UK auto manufacturing - SMMT reports drop in production

UK car manufacturing and exports fell in September for the first time in four months, according to new figures published by the Society of Motor Manufacturers and Traders (SMMT).

UK car manufacturing output fell by 6.0% in September, with the number of cars produced restricted by global supply chain issues. The 63,125 cars manufactured last month represents a 48% drop on the same period before the pandemic in 2019.

Exports declined by 7.4% to 48,956 units with reductions in volumes shipped to the EU, US and China. There were some bright spots, with exports to South Korea, Australia and Turkey up.

A spark of hope

There was better news for the makers of all types of electric vehicles, as battery electric (BEV), plug-in hybrid (PHEV) and hybrid (HEV) vehicles continued a recent upward trend, growing almost 10% for the month to a record share of 37.8%.

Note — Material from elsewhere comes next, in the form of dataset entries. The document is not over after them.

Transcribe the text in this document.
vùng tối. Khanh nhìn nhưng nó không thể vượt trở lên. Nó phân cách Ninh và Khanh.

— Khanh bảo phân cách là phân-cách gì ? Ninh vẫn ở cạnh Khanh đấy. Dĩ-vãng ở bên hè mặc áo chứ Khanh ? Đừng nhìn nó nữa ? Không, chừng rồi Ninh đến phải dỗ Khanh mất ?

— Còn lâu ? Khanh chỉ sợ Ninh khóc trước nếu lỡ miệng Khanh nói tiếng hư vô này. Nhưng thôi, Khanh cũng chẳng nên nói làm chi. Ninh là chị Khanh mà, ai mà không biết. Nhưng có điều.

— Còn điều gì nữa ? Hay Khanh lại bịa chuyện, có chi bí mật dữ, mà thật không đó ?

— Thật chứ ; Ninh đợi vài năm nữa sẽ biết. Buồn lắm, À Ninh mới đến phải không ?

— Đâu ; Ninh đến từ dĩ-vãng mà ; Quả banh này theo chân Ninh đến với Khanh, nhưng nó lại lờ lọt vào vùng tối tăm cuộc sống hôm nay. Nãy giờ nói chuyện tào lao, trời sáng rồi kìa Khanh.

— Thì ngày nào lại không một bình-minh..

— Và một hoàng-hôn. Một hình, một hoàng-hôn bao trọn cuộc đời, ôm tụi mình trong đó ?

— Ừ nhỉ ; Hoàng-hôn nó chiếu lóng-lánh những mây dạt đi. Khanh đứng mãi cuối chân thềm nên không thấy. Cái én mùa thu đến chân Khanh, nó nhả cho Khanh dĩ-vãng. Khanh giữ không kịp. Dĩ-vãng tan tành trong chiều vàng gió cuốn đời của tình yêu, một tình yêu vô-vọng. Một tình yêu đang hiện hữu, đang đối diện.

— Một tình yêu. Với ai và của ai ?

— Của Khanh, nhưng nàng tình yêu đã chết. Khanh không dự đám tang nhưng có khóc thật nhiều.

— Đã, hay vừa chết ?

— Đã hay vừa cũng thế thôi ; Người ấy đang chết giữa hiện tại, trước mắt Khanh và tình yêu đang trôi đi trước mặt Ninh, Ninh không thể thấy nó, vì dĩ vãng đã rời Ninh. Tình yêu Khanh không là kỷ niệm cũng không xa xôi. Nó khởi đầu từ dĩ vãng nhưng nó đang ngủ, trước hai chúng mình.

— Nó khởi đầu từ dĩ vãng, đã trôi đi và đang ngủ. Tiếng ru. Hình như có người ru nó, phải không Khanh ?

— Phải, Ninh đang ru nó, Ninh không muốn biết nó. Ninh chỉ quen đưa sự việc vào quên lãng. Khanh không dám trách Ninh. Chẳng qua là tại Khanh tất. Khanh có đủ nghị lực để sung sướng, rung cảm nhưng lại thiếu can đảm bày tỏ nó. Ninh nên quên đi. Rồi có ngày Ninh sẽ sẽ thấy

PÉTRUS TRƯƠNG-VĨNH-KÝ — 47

According to new SMMT analysis, there is compelling evidence to show the growing importance to the UK economy of the export of electric vehicles.

It claims that over the last five years the value of electric vehicle exports has risen sixfold (from £1.3 billion to £7.9 billion) and now represents over 36% of the value of all car exports.

BEVs, it adds, are of particular importance to the UK economy, with the value of their exports having increased by 1,457% since 2017 to £1.3 billion.

A time for action

Despite these positive long-term trends, export numbers for 2022 remain depressed with overall car production in the UK for the year-to-date down 12.6%. This decline is driven by lower exports, which are down 16.9 compared to 2021.

The SMMT issued a plea to the new government to act to deliver new frameworks for energy security and a competitive business environment.

“With the right competitive framework covering energy and business costs, supply chain security, skills, innovation and investment, the industry will not simply recover, but thrive in the global economy.”